Eco-friendly Gift Guide

Photo and Wrapping courtesy of Kaili Miller

Give the gift of sustainability this holiday season.

Nothing brings joy to the holiday season like gift-giving, but the amount of paper wasted each year in gift wrapping is simply not worth the hassle. According to a study done by Stanford University, the U.S. sees a 25% increase in waste every holiday season. Montages of wrapping paper, ribbons, gift tags, tape, and tissue paper are wadded up and shoved into giant trash bags. As we sit and watch the demise of our planet, the idea of eco-friendly gift-wrapping seems all the more worth it. 

To start, look for materials within your home: 

1. Scarves, Tea Towels, and Clothes—oh my! 

Furoshiki is a type of Japanese cloth traditionally used for wrapping gifts and transporting items. For those who don’t have to have Furoshiki lying around the house, an old scarf, tea towel, or clothing item will do.

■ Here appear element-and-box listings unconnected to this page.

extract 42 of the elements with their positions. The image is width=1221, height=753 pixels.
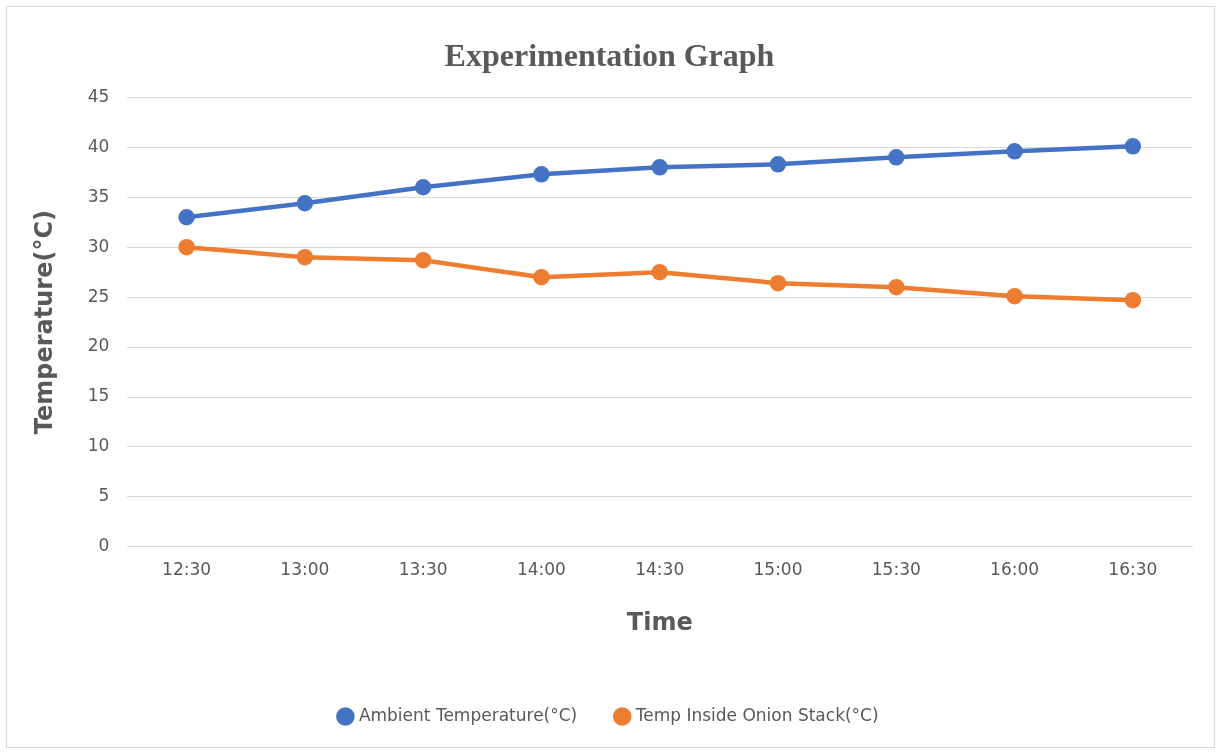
point	[888, 278, 905, 296]
x-tick-label: 14:30	[635, 559, 685, 580]
point	[1124, 138, 1142, 155]
point	[888, 149, 905, 166]
x-tick-label: 13:00	[280, 559, 330, 580]
x-axis-title: Time	[626, 607, 693, 636]
point	[533, 268, 550, 286]
x-tick-label: 12:30	[162, 559, 212, 580]
point	[769, 156, 787, 173]
y-tick-label: 30	[87, 235, 110, 256]
chart-title: Experimentation Graph	[444, 37, 775, 74]
y-tick-label: 5	[98, 485, 110, 506]
y-tick-label: 35	[87, 185, 110, 206]
point	[651, 159, 668, 176]
point	[414, 251, 432, 269]
y-tick-label: 45	[87, 85, 110, 106]
x-tick-label: 15:00	[753, 559, 803, 580]
y-tick-label: 40	[87, 135, 110, 156]
point	[414, 179, 432, 196]
point	[651, 263, 668, 281]
point	[1006, 287, 1023, 305]
y-axis-title: Temperature(°C)	[29, 210, 58, 435]
point	[769, 274, 787, 292]
point	[178, 238, 195, 256]
legend-label: Temp Inside Onion Stack(°C)	[634, 704, 879, 725]
point	[533, 166, 550, 183]
x-tick-label: 15:30	[871, 559, 921, 580]
point	[1006, 143, 1023, 160]
y-tick-label: 25	[87, 285, 110, 306]
point	[1124, 291, 1142, 309]
point	[296, 248, 314, 266]
y-tick-label: 15	[87, 385, 110, 406]
x-tick-label: 14:00	[516, 559, 566, 580]
y-tick-label: 10	[87, 435, 110, 456]
point	[296, 195, 314, 212]
legend-label: Ambient Temperature(°C)	[358, 704, 578, 725]
x-tick-label: 16:30	[1108, 559, 1158, 580]
point	[178, 208, 195, 226]
x-tick-label: 13:30	[398, 559, 448, 580]
x-tick-label: 16:00	[990, 559, 1040, 580]
y-tick-label: 0	[98, 535, 110, 556]
y-tick-label: 20	[87, 335, 110, 356]
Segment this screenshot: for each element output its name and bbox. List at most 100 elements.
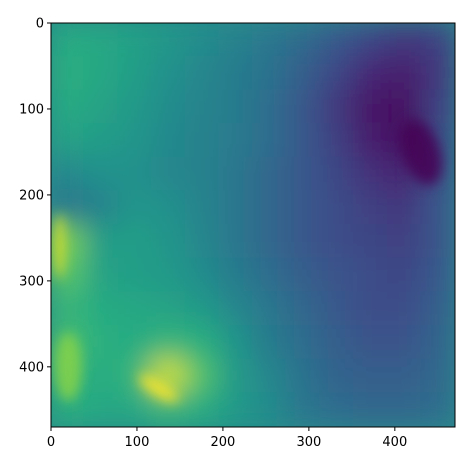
heatmap-cell — [151, 190, 187, 226]
heatmap-hotspot — [54, 332, 82, 402]
heatmap-cell — [285, 89, 322, 125]
heatmap-cell — [353, 224, 389, 260]
heatmap-cell — [319, 156, 355, 193]
heatmap-cell — [319, 55, 355, 92]
heatmap-cell — [386, 23, 423, 58]
heatmap-cell — [386, 358, 423, 395]
heatmap-cell — [420, 392, 455, 427]
heatmap-cell — [184, 224, 221, 260]
heatmap-cell — [386, 257, 423, 294]
heatmap-cell — [184, 55, 221, 92]
heatmap-cell — [184, 257, 221, 294]
heatmap-cell — [252, 224, 288, 260]
heatmap-cell — [117, 392, 153, 427]
heatmap-cell — [319, 123, 355, 159]
heatmap-cell — [151, 156, 187, 193]
x-tick-label: 0 — [47, 435, 55, 450]
heatmap-cell — [285, 190, 322, 226]
heatmap-cell — [386, 291, 423, 327]
heatmap-cell — [151, 291, 187, 327]
heatmap-cell — [51, 156, 86, 193]
heatmap-cell — [218, 392, 254, 427]
heatmap-cell — [420, 325, 455, 361]
heatmap-cell — [218, 325, 254, 361]
x-tick-label: 300 — [296, 435, 321, 450]
heatmap-cell — [51, 55, 86, 92]
heatmap-cell — [319, 23, 355, 58]
heatmap-cell — [353, 156, 389, 193]
heatmap-cell — [151, 224, 187, 260]
heatmap-cell — [420, 358, 455, 395]
heatmap-cell — [117, 123, 153, 159]
heatmap-cell — [83, 23, 120, 58]
heatmap-cell — [184, 291, 221, 327]
heatmap-cell — [353, 89, 389, 125]
heatmap-cell — [51, 23, 86, 58]
heatmap-cell — [83, 392, 120, 427]
heatmap-cell — [218, 358, 254, 395]
heatmap-cell — [386, 55, 423, 92]
heatmap-cell — [285, 55, 322, 92]
heatmap-cell — [252, 392, 288, 427]
heatmap-cell — [386, 190, 423, 226]
heatmap-cell — [319, 190, 355, 226]
heatmap-cell — [184, 156, 221, 193]
heatmap-cell — [184, 190, 221, 226]
heatmap-cell — [319, 392, 355, 427]
heatmap-cell — [184, 23, 221, 58]
heatmap-cell — [319, 224, 355, 260]
heatmap-cell — [420, 224, 455, 260]
heatmap-cell — [218, 190, 254, 226]
heatmap-cell — [218, 23, 254, 58]
heatmap-cell — [151, 89, 187, 125]
heatmap-cell — [420, 190, 455, 226]
y-tick-label: 100 — [19, 102, 44, 117]
heatmap-cell — [83, 89, 120, 125]
heatmap-cell — [218, 123, 254, 159]
heatmap-cell — [319, 257, 355, 294]
heatmap-cell — [285, 325, 322, 361]
heatmap-cell — [285, 156, 322, 193]
heatmap-cell — [184, 325, 221, 361]
heatmap-cell — [285, 291, 322, 327]
heatmap-cell — [151, 325, 187, 361]
x-tick-label: 400 — [382, 435, 407, 450]
x-tick-label: 100 — [125, 435, 150, 450]
heatmap-cell — [285, 23, 322, 58]
heatmap-cell — [184, 123, 221, 159]
heatmap-cell — [252, 257, 288, 294]
heatmap-cell — [151, 55, 187, 92]
y-tick-label: 300 — [19, 274, 44, 289]
heatmap-cell — [218, 89, 254, 125]
heatmap-cell — [83, 257, 120, 294]
heatmap-cell — [285, 392, 322, 427]
heatmap-cell — [353, 392, 389, 427]
heatmap-cell — [117, 257, 153, 294]
heatmap-cell — [117, 190, 153, 226]
heatmap-cell — [83, 291, 120, 327]
heatmap-cell — [285, 224, 322, 260]
heatmap-cell — [184, 89, 221, 125]
heatmap-image — [51, 23, 455, 427]
heatmap-cell — [386, 392, 423, 427]
heatmap-cell — [83, 190, 120, 226]
heatmap-cell — [218, 257, 254, 294]
heatmap-cell — [252, 190, 288, 226]
heatmap-cell — [353, 358, 389, 395]
heatmap-cell — [252, 291, 288, 327]
heatmap-cell — [353, 55, 389, 92]
x-tick-label: 200 — [211, 435, 236, 450]
heatmap-cell — [51, 123, 86, 159]
heatmap-cell — [184, 392, 221, 427]
heatmap-cell — [117, 224, 153, 260]
heatmap-cell — [117, 89, 153, 125]
y-axis: 0 100 200 300 400 — [19, 17, 51, 375]
heatmap-cell — [252, 89, 288, 125]
heatmap-cell — [285, 358, 322, 395]
heatmap-cell — [420, 257, 455, 294]
heatmap-cell — [51, 89, 86, 125]
heatmap-cell — [83, 325, 120, 361]
heatmap-cell — [252, 23, 288, 58]
heatmap-cell — [252, 325, 288, 361]
heatmap-cell — [353, 291, 389, 327]
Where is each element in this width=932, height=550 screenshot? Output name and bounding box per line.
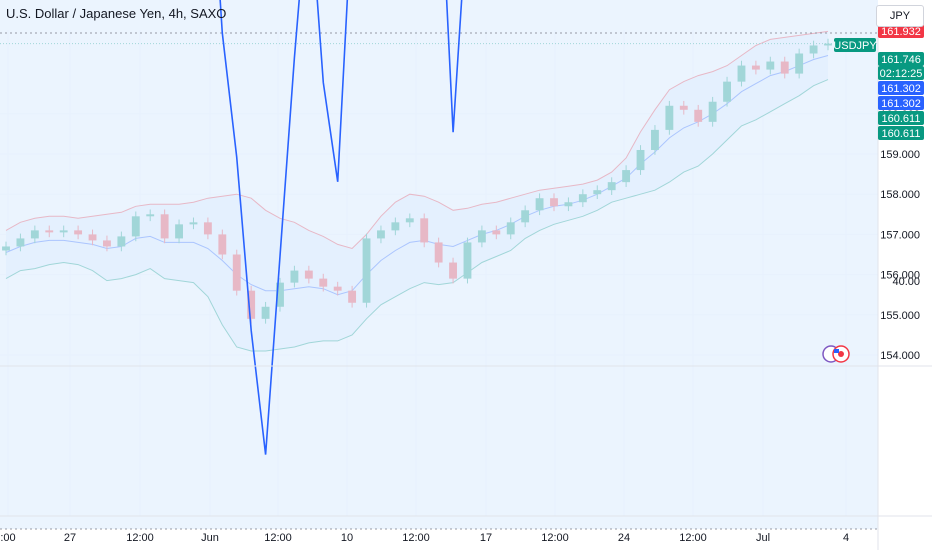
price-tick-label-6: 154.000 [880,350,920,362]
us-jp-flag-icon[interactable] [822,345,850,363]
price-tag-label-3: 02:12:25 [880,68,923,80]
time-tick-label-1: 27 [64,532,76,544]
price-tag-label-4: 161.302 [881,83,921,95]
time-tick-label-12: 4 [843,532,849,544]
price-tag-label-0: 161.932 [881,26,921,38]
chart-title: U.S. Dollar / Japanese Yen, 4h, SAXO [6,6,227,21]
price-tag [878,52,924,66]
price-tick-label-1: 156.000 [880,270,920,282]
time-tick-label-10: 12:00 [679,532,707,544]
rsi-pane: BearBearBear [0,0,878,530]
currency-button[interactable]: JPY [876,5,924,27]
price-tag [878,96,924,110]
price-tag-label-5: 161.302 [881,98,921,110]
time-tick-label-5: 10 [341,532,353,544]
price-tag [878,66,924,80]
price-tick-label-0: 155.000 [880,310,920,322]
time-tick-label-8: 12:00 [541,532,569,544]
price-tag [878,111,924,125]
time-tick-label-0: :00 [0,532,15,544]
rsi-tick-label-2: 40.00 [892,276,920,288]
price-tag-label-1: USDJPY [833,40,877,52]
price-tag [834,38,876,52]
price-tag-label-6: 160.611 [882,113,921,125]
price-tick-label-2: 157.000 [880,229,920,241]
price-tag [878,81,924,95]
price-tag-label-2: 161.746 [881,54,921,66]
time-tick-label-3: Jun [201,532,219,544]
price-tag [878,126,924,140]
price-tick-label-4: 159.000 [880,149,920,161]
time-tick-label-2: 12:00 [126,532,154,544]
rsi-band-fill [0,0,878,529]
time-tick-label-7: 17 [480,532,492,544]
time-tick-label-11: Jul [756,532,770,544]
time-tick-label-4: 12:00 [264,532,292,544]
price-tick-label-3: 158.000 [880,189,920,201]
price-tag [878,24,924,38]
time-tick-label-9: 24 [618,532,630,544]
time-tick-label-6: 12:00 [402,532,430,544]
price-tag-label-7: 160.611 [882,128,921,140]
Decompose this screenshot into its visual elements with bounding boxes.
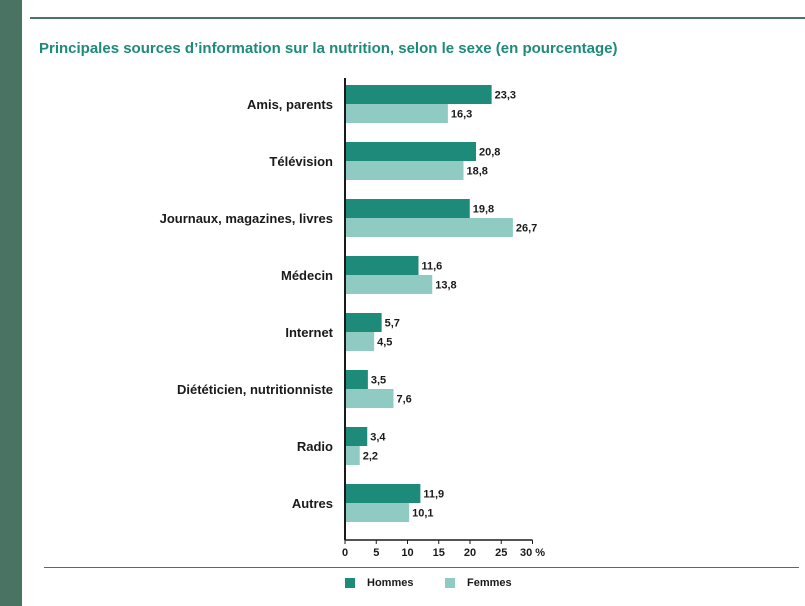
value-label-hommes-internet: 5,7 xyxy=(385,318,400,330)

Size your gift to whichever material of your choosing, and follow the simple steps in this video for an effortless wrap. Let your wild side loose by choosing fun prints and fabrics. 

2. Toilet Paper Trinkets 

This one seems like the oldest trick in the book, but it truly is so easy! This is ideal for holding smaller gifts such as jewelry, money, or wrapped candies. First, clean off an old toilet paper roll. Next, fold in both ends of the roll and press firmly for hold. No tape or scissors required. Dress with ribbon, doodles, or even a sweet hand-written note. For longer gifts, use a paper towel roll. 

 

This one is for all the folks who are attracted to the shinier, more metallic wrapping papers. All you have to do is finish eating your favorite bag of chips. Once you’re done snacking, flip the bag inside out and rinse to clean. Once dry, voilà. You’ve given an old chip bag a second life. Happy wrapping!
Finished product of using the inside of a restaurant’s chip bag as wrapping paper.

Want to give your new sustainably wrapped gifts an updo? 

1. Postcard Gift Tags 

Head to your nearest thrift store and pick up the most vintage, groovy postcards you can find. Cut them down to a size of your liking, and you are all set. Buying old postcards from a thrift store is a good use of second-hand shopping and reduces the demand for newly consumed paper. 

2. Eco-Friendly Ribbon and String 

Believe it not, companies are producing ribbon and string that are both affordable and healthy for the environment. Order online from stores like Wrappily, which offer a variety of colors and sizes, or visit your local craft store. 

3. Packing and Shipping

Ever thought about how beneficial packing peanuts are for cushioning shipped goods but how terrible they are for the environment? Consider using biodegradable packing peanuts. They are made of 100% recyclable materials and don’t linger as long in the environment as EPS (expanded polystyrene foam) or regular styrofoam peanuts. Corrugated Bubble is a second option. It’s made of up-cycled cardboard, acting as an eco-friendly version of bubble wrap.